Biofilm is a three-dimensional structure formed by cells embedded in the extracellular matrix. Bacteria in a biofilm are more resistant to antibiotics, proteases released by host defence cells, and other environmental stress factors. Staphylococcus aureus is a major human pathogen causing a wide range of diseases including hospital-acquired infections. The persistence of chronic and medical device-related infections caused by S. aureus is related to its ability to form biofilm. Phage therapy is an alternative approach for the treatment of infections caused by antibiotic-resistant bacteria. However, the details of how the phage propagates through the structured biofilm are largely unknown.
We use light-sheet fluorescent microscopy (LSFM) with an integrated microfluidic system. To visualize biofilm-forming cells we labelled S. aureus by red fluorescent protein mCherry constitutively expressed from a plasmid. The components of the biofilm matrix are labelled by dyes fluorescent in non-overlapping spectra.

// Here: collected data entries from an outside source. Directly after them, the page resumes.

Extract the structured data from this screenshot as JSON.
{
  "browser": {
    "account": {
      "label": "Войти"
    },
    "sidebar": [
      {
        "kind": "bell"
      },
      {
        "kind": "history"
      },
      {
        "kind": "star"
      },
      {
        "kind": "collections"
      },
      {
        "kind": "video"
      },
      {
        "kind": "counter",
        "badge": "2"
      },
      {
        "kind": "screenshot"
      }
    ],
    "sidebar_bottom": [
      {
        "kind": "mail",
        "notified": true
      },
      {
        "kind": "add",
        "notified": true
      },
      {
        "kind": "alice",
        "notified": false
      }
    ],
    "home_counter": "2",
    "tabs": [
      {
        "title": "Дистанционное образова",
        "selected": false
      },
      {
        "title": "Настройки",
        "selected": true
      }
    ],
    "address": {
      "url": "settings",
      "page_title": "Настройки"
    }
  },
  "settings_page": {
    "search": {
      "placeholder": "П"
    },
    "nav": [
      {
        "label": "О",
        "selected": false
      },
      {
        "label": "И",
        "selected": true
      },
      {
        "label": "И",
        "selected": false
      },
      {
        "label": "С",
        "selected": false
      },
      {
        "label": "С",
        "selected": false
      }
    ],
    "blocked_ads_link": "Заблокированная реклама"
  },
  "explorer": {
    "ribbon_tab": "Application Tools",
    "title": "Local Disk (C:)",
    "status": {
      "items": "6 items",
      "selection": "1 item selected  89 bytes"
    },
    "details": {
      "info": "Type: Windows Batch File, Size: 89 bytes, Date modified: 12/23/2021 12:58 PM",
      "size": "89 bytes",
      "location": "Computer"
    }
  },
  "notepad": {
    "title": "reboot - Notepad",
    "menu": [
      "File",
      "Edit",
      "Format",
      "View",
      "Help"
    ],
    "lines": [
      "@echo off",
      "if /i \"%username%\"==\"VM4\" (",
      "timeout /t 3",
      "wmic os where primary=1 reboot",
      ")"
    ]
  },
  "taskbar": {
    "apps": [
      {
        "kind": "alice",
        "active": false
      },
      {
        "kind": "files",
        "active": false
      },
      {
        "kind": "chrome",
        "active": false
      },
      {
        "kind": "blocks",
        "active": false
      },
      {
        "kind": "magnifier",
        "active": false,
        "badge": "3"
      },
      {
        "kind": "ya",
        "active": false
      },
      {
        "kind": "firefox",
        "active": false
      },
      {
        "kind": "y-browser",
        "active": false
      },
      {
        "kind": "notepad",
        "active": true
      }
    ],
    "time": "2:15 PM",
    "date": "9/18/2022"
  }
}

To study the propagation of phage in a biofilm we utilise different approaches to induce fluorescence in phage-infected cells. First, we cloned reporter plasmids containing a gene for green fluorescent protein (GFP) controlled by phage late promoters into S. aureus cells. Second, we are trying to modify phage genomes using CRISPR-Cas10 targeting specific parts of phage genome and recombination with a template containing GFP gene. Furthermore, we are also attempting to directly label the phage P68 capsid by a fusion of GFP to its head fibre protein. Taken together, we will be able to monitor the propagation of the phage through S. aureus biofilms in great detail using LSFM.